Viandante (con solennità). Sorella Rita, il pec­catore ha bisogno di un cuore e di un'anima che sappia comprenderlo e santificarlo. Inchi-natevi al volere del vostro Signore! (indican-do Paolo). Egli vi vuole per moglie; ebbene siate la sua sposa diletta ed affettuosa; Dio vi benedirà, perché avete accettato per amore suo il grande sacrificio!

(Rita si inginocchia, mentre il Viandante le posa le mani sul capo rivolgendo lentamente, lo sguardo al cielo).

FINE DEL PRIMO ATTO


ATTO SECONDO

La scena del primo atto.

Sono passati 18 anni. I genitori di Rita sono morti. Rita è divenuta moglie di Paolo Ferdinando, il cui ca­rattere però non si è per nulla mutato. Un crocefisso è appeso alla parete di fondo, sotto qualche fiore e una lampada votiva accesa. Rita, sola, sta cucendo.

SCENA PRIMA

Rita, poi suor Maria.

Suor Maria (dal di fuori e bussa all'uscio). Rita Ferdinando, sono suor Maria.

Rita (apre l'uscio). Avanti, buona sorella.

Suor Maria (entrando). La pace del Signore sia nella vostra casa.

Rita (con dolcezza). E sempre vi rimanga.

Suor Maria. Perdonate se disturbo.

Rita. Non disturbate nessuno, venendomi a trovare.                                          

Suor Maria. Mi manda la superiora a racco­gliere rose nel vostro giardino, dobbiamo infiorare l'altare della Vergine; è il suo mese, Maggio.

Rita. Ed io ve ne do il consenso con tutta l'a­nima: cogliete le più belle, quelle rosse, ed offritele alla Madonna con le mie preghiere di umile e devota figlia.

Suor Maria. Sarà fatto come voi volete, sorella Rita.

Rita (guardando l'abito monacale di Suor Maria) Come sarei stata felice di indossare anch'io il vostro saio, e poter pregare nella chiesetta dèi vostro convento a Cascia. La volontà di­vina del mio Signore ha voluto però che io mi dedicassi ad altra vita ; sia benedétto ora e sempre questo supremo volere.

Suor Maria. Si dice che il vostro sposo sia cat­tivo e malvagio... E' vero,  Rita?

Rita. Bugie, suor Maria. Il mio Paolo è buono, (cercando di sviare il discorso) ditemi piutto­sto, sapete anche voi che il buon Vescovo di Perugia verrà a visitare le nostre terre'?

Suor Maria. Sì, lo si dice in convento.

Rita. Quale il motivo?

Suor Maria. Verrà per assolvere dalla scomunica quei ghibellini che si ricrederanno, di­mostrandosi pentiti del male commesso verso la nostra  Chiesa.

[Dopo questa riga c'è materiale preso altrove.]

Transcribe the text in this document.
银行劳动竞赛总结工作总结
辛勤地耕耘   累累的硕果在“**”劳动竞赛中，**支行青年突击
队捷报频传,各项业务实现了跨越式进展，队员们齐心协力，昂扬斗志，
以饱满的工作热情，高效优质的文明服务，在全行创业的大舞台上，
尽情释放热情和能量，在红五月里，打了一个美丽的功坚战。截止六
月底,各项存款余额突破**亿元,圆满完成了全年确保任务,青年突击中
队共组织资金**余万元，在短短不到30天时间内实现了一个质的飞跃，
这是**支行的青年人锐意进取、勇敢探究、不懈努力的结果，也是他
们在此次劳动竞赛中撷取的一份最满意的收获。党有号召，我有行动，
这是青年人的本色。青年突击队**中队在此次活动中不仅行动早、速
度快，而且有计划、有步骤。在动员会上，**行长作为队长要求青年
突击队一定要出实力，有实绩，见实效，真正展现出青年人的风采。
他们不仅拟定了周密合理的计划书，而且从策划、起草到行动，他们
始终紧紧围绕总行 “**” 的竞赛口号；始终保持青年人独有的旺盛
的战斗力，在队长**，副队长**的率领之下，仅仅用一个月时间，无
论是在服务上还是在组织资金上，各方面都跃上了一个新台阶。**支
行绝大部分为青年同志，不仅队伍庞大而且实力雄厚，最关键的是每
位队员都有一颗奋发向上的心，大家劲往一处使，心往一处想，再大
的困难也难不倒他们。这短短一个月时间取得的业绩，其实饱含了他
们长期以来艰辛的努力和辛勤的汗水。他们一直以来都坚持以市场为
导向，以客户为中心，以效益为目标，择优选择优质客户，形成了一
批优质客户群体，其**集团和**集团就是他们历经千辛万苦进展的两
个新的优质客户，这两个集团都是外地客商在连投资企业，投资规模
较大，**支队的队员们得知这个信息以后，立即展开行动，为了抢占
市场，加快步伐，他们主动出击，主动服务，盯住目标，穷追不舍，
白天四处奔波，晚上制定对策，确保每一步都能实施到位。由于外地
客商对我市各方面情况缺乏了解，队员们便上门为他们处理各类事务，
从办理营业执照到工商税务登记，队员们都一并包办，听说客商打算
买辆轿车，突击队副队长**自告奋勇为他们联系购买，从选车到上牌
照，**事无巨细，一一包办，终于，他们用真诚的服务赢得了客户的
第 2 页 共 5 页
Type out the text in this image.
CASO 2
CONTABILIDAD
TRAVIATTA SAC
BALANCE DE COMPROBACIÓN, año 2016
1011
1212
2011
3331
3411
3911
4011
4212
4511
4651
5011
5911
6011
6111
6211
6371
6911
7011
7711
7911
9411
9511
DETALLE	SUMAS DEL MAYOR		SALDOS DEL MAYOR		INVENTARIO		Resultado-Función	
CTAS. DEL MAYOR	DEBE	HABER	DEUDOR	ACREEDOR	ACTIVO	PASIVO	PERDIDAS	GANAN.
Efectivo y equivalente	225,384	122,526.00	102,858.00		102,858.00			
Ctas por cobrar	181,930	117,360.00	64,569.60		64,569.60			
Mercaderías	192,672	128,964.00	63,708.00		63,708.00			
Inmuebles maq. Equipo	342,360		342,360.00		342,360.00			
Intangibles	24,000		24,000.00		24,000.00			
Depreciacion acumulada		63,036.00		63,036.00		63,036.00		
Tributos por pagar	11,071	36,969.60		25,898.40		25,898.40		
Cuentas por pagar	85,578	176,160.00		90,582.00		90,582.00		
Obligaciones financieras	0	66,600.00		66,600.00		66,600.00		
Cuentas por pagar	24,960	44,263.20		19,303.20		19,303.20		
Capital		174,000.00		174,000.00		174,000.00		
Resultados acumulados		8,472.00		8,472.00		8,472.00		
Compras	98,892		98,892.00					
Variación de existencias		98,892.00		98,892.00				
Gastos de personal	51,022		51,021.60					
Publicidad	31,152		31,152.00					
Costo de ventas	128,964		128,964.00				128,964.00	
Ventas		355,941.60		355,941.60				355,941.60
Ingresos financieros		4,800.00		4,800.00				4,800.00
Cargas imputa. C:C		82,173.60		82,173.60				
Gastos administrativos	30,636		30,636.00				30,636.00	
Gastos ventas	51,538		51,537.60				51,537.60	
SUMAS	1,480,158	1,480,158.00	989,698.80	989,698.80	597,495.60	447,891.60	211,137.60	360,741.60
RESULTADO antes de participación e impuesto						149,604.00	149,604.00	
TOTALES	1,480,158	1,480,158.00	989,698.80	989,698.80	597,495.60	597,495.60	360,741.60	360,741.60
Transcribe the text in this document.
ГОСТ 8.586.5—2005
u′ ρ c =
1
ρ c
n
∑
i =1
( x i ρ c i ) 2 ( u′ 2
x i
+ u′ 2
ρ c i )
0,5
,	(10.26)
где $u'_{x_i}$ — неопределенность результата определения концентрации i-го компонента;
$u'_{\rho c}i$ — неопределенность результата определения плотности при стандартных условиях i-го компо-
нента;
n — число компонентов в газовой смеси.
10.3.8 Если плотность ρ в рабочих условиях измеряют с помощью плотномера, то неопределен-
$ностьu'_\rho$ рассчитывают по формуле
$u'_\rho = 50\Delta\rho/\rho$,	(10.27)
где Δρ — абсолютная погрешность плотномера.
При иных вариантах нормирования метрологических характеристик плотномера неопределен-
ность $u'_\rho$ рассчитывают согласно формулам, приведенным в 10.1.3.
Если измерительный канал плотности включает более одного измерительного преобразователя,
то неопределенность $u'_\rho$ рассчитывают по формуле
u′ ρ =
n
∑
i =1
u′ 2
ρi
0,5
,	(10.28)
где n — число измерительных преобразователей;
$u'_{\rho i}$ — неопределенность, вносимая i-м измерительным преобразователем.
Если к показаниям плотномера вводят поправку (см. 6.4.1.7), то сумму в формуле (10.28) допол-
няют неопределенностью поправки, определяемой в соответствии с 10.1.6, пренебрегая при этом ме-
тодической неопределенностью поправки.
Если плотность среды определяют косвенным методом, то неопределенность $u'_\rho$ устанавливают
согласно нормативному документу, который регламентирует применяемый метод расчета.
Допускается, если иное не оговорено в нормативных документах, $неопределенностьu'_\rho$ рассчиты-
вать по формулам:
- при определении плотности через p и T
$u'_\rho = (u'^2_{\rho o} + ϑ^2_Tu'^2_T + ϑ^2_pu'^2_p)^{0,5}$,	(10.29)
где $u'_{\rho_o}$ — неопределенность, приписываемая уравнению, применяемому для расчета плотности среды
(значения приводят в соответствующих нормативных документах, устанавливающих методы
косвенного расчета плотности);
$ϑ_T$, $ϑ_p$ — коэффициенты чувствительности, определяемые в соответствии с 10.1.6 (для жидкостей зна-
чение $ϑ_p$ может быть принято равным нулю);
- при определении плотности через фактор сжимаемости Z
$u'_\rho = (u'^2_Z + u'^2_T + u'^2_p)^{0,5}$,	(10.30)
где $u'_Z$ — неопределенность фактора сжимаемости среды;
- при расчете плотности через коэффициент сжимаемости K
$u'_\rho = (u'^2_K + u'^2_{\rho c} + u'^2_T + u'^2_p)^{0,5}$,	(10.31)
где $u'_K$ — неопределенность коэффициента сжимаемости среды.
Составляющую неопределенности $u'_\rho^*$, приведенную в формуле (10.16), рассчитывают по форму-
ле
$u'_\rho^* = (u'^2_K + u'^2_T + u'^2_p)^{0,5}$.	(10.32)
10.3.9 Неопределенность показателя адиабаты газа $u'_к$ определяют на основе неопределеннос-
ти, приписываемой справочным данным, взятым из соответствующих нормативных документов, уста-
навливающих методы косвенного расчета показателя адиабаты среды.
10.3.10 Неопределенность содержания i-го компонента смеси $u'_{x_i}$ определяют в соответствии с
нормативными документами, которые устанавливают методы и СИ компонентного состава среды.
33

Rita. A Roccaporena entrerà allora la grazia per la benedizione di Dio, e la Chiesa catto­lica rafforzerà le sue schiere per altri figli devoti.

Suor Maria. Questo è il nostro più ardente desiderio!...   (breve   pausa).   Andranno i vostri due figli ad incontrare il Vescovo?

Rita. Certamente; e con loro andrà anche il mio Paolo... Suor Maria. Ma egli è  nemico  della   Chiesa e dei suoi ministri! Rita (con convinzione). Lo era un giorno... ora non più.

SCENA II

Paolo e dette.

(Paolo entra dal fondo, ha un moto di disap­punto scorgendo Suor Maria, avanza verso il proscenio, è avvinazzato, ha lo sguardo torvo, butta la giubba su di una sedia; è barcollante per il troppo vino bevuto. Suor Maria si alza e salutandolo con un cenno del capo fa per avviarsi alla porta  di fondo).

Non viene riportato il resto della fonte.